The Supreme Court has sent the case back to the Labour Court. The Labour Court is asked to consider the relevant evidence of Ms McGrath before reaching its decision. As mentioned above, Ms McGrath’s report noted that Ms Daly could perform 9 of the 16 duties associated with the role of SNA. However, in evidence, Ms Daly contradicted her report and said:

  1. It was not possible to accommodate Ms Daly within the School, as the level of dependency of the children in the School was too high and Ms Daly would not be able to manage.
  2. Ms Daly could not work in a re-organised environment in the School, and the role could not be reorganised to accommodate Ms Daly.
  3. There was no role of “floating SNA” and, even if it existed, it was not a suitable role for Ms Daly in any event.

The Supreme Court accepted that the Labour Court had failed to consider this this “highly relevant un-contradicted expert testimony…and had not been reflected in the Labour Court findings of fact”.

In a welcome conclusion of the Supreme Court for employers, we are reminded that there is a statutory duty on the Labour Court to give reasons for its decision and to outline the relevant evidence upon which its decision is based. The Labour Court failed in its duty to meet that statutory duty in this case.

The Labour Court must consider the steps taken to obtain public funding for Ms Daly, and it must consider the relevant evidence of Ms McGrath.

Similarly, in making an award for compensation, the Supreme Court noted that there must be some connection between any award of compensation and the facts of the case.

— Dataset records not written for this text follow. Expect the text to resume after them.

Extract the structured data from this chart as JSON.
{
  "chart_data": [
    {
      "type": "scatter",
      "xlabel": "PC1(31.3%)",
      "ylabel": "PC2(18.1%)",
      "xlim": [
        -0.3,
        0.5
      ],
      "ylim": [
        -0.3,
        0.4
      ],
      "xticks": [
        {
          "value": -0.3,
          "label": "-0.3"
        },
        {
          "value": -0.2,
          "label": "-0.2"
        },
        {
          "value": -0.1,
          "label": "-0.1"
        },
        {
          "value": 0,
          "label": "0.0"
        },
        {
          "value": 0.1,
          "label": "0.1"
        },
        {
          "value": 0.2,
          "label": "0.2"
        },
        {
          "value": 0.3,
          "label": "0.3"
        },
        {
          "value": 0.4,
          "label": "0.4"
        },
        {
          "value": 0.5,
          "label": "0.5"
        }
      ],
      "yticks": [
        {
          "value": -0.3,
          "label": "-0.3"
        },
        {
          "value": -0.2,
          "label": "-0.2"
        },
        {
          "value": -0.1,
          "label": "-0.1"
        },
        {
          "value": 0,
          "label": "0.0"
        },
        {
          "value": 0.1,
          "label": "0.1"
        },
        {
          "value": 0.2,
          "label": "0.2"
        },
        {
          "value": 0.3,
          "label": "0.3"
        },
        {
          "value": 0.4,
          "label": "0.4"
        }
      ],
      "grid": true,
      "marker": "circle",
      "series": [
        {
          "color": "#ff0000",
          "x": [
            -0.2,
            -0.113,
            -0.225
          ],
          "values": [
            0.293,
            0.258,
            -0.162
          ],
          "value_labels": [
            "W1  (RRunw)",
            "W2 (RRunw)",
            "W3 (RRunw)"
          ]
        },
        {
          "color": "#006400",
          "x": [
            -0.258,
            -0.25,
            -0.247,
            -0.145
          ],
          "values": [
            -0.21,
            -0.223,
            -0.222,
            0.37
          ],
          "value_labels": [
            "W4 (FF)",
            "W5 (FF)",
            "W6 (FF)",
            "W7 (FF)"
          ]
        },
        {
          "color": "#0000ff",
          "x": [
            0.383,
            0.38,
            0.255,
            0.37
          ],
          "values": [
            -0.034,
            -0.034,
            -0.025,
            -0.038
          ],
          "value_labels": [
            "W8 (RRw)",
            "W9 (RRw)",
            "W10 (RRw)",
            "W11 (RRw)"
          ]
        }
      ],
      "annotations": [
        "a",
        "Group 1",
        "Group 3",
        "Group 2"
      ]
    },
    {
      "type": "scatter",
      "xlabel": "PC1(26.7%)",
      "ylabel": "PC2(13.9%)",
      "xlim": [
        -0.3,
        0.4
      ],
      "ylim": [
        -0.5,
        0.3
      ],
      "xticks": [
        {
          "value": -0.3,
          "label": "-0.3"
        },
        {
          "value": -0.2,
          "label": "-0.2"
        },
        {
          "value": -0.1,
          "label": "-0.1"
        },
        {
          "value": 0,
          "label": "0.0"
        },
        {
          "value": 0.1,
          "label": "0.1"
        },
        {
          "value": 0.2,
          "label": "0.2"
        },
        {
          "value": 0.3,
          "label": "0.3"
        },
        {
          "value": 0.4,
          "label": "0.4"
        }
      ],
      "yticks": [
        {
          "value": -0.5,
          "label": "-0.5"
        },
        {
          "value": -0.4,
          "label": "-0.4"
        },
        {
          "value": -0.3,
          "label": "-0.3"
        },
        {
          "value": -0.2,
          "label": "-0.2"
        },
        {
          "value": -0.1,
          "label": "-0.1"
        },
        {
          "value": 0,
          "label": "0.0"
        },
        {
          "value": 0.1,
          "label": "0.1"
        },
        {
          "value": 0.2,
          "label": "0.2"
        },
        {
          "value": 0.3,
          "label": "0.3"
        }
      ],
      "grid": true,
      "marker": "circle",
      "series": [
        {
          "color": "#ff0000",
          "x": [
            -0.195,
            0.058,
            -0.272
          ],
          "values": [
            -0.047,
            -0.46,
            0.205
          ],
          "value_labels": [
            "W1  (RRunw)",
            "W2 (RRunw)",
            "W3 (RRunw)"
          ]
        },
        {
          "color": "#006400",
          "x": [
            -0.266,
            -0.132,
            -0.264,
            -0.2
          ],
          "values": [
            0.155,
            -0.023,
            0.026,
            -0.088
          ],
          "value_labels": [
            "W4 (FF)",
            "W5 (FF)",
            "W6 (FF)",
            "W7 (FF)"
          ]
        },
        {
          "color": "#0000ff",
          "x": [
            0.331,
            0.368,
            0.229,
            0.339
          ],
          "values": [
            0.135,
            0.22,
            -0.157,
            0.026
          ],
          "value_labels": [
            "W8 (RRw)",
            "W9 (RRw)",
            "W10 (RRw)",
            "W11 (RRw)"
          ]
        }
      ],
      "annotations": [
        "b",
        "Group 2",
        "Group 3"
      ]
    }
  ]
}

What is the Labour Court likely to do?

It is difficult to anticipate how the Labour Court will determine the impact of the process undertaken with the NCSE, but more importantly how it will evaluate Ms McGrath’s evidence to the effect that Ms Daly cannot be accommodated in an SNA role in the School. One wonders if the Labour Court will ever have an opportunity to consider the legal consequences.

On balance, if it is accepted that Ms McGrath’s oral testimony confirmed that Ms Daly could never be accommodated in the role so as to permit her to do the job, one can never reach the stage of applying the disproportionate burden test and one wonders how the case will proceed at all. This evidence was uncontested.

It remains to be seen how this never ending story will conclude. Only time will tell.